Chamamos-lhe Rainha e abraçamo-la como nossa. Nossa, da nossa cidade e do nosso povo, apesar dos milhões de devotos que tem por esse mundo fora. Sentimo-la no peito e transportamo-la no coração, como um bálsamo reconfortante nos momentos difíceis.
Isabel de Aragão não foi apenas uma simples rainha, foi a mais acarinhada das rainhas de Portugal. O legado de bondade e solidariedade que deixou perdura até hoje, numa mística que tem confortado geração após geração e que, indiferente ao tempo, continua bem viva, contagiando novos e mais velhos, como é evidente todos os anos pares, quando um “mar de gente” a espera nas ruas, saudando-a com emoção à sua passagem.

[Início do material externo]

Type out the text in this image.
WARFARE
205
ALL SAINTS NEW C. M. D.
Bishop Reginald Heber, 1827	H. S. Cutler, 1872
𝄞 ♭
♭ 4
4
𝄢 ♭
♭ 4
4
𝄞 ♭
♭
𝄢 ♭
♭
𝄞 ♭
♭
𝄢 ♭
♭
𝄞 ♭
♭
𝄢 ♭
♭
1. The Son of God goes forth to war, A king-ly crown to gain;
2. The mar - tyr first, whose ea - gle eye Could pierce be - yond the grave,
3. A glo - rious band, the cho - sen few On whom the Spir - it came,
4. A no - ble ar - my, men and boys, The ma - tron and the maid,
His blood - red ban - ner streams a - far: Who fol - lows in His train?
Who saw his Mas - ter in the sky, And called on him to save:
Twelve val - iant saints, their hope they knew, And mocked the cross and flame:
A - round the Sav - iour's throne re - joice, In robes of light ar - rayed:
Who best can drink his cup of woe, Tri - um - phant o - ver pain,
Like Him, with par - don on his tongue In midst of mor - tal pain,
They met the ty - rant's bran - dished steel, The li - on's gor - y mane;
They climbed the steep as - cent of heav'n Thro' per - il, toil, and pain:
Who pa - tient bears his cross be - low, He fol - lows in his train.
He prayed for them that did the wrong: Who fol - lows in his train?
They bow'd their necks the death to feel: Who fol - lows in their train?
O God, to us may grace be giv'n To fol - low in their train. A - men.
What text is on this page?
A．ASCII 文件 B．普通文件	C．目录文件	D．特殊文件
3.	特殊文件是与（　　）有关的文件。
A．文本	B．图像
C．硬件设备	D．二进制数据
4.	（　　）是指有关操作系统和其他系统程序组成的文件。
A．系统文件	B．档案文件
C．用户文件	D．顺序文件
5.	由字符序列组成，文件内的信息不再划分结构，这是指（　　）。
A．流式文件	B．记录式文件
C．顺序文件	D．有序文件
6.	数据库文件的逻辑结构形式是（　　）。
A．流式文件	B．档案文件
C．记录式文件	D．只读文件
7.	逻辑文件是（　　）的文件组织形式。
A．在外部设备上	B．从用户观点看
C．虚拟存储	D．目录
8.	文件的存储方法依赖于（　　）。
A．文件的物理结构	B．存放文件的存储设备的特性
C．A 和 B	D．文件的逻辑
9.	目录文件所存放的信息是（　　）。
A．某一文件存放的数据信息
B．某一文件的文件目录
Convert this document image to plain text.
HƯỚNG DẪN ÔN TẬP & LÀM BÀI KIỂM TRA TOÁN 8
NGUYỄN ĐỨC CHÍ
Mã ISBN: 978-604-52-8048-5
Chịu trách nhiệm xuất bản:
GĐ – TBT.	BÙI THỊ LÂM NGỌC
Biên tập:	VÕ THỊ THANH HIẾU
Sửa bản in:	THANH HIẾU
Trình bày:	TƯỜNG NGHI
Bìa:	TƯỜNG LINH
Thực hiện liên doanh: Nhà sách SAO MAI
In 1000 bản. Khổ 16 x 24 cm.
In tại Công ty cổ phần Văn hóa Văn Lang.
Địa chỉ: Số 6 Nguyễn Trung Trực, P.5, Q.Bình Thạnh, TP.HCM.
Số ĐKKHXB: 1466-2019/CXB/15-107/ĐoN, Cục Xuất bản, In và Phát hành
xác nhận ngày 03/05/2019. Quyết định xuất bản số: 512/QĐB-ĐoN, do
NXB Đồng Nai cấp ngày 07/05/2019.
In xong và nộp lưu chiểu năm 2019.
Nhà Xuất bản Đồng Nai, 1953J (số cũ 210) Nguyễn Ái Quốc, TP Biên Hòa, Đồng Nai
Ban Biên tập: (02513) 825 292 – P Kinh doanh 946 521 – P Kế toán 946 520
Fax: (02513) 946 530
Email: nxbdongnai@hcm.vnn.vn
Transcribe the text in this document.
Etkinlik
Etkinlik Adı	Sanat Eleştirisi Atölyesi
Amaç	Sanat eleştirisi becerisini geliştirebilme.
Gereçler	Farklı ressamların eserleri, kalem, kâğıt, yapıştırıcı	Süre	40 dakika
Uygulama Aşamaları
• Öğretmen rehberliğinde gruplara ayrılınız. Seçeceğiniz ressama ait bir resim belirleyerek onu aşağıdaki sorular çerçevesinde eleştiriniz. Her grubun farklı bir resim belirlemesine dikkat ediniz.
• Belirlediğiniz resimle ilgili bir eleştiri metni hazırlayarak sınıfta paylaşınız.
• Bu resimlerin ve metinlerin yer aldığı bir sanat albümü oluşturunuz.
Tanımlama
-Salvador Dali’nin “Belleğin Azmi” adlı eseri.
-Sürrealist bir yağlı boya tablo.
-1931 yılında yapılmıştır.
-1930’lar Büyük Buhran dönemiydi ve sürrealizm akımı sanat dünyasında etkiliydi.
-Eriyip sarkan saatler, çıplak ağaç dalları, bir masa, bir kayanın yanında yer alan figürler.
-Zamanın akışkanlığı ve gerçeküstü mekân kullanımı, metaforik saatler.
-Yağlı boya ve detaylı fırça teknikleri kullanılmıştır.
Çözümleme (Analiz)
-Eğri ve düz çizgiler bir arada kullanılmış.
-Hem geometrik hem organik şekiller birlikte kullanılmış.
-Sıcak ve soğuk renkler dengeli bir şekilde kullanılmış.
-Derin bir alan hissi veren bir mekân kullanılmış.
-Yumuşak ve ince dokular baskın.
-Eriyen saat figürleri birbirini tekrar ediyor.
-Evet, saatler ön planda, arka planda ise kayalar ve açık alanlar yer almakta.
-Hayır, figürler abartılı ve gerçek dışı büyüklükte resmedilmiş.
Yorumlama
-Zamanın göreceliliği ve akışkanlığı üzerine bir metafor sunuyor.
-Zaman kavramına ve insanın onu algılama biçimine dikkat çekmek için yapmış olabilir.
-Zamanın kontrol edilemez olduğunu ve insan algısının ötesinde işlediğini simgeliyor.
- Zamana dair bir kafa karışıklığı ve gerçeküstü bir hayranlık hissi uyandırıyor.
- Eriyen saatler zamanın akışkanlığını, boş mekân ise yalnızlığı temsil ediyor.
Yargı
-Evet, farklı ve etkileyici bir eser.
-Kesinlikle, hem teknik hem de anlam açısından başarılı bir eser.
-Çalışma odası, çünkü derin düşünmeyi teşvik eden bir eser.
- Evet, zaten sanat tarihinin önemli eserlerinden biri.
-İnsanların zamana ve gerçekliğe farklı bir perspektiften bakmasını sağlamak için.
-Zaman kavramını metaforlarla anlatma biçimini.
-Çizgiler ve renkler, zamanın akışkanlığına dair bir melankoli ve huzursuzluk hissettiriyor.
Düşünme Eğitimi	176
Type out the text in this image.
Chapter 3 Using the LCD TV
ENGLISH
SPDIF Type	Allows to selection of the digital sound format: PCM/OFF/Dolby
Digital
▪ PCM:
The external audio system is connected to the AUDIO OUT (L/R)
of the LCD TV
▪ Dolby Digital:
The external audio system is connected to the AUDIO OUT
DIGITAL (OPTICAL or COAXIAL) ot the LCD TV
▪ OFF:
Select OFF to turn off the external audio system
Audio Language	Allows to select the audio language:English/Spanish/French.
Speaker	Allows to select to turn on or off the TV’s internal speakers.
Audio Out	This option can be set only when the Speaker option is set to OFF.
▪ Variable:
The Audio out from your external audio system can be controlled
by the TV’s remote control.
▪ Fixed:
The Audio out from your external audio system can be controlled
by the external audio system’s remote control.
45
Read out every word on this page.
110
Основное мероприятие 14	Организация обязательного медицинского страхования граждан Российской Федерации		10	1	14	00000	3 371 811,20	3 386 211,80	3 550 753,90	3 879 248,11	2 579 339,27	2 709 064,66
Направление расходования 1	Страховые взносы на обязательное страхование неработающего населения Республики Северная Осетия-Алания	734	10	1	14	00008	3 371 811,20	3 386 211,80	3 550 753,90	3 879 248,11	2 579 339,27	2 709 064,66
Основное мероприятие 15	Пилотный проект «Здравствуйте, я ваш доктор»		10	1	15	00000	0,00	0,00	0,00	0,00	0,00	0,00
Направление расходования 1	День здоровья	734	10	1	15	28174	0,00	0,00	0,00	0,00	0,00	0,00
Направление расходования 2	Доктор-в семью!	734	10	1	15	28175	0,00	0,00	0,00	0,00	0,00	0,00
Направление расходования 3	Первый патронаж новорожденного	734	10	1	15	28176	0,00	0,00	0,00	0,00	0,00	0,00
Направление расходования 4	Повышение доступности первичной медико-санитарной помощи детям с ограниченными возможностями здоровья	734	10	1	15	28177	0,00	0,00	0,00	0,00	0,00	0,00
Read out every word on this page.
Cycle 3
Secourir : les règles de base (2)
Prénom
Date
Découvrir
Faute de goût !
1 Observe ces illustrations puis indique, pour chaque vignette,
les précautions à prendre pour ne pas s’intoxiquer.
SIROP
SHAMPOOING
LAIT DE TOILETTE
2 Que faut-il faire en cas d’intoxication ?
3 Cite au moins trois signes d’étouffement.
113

Neste ano de 2020, tão atípico e imprevisível, a Rainha e Santa não sairá à rua mas não deixará por isso de “embalar” todos aqueles que, nestes tempos incertos que o mundo vive, a ela rogarão a pedir ajuda. A força da sua mão, intacta, pairará com certeza sobre os milhares de fiéis que este ano não a acompanharão nas suas duas habituais procissões, envolvendo, aos fiéis e à cidade, num “abraço” invisível e especial, como especiais são os dias que se avizinham – os das Festas da Rainha Santa e da Cidade, a celebração maior da Padroeira da Coimbra.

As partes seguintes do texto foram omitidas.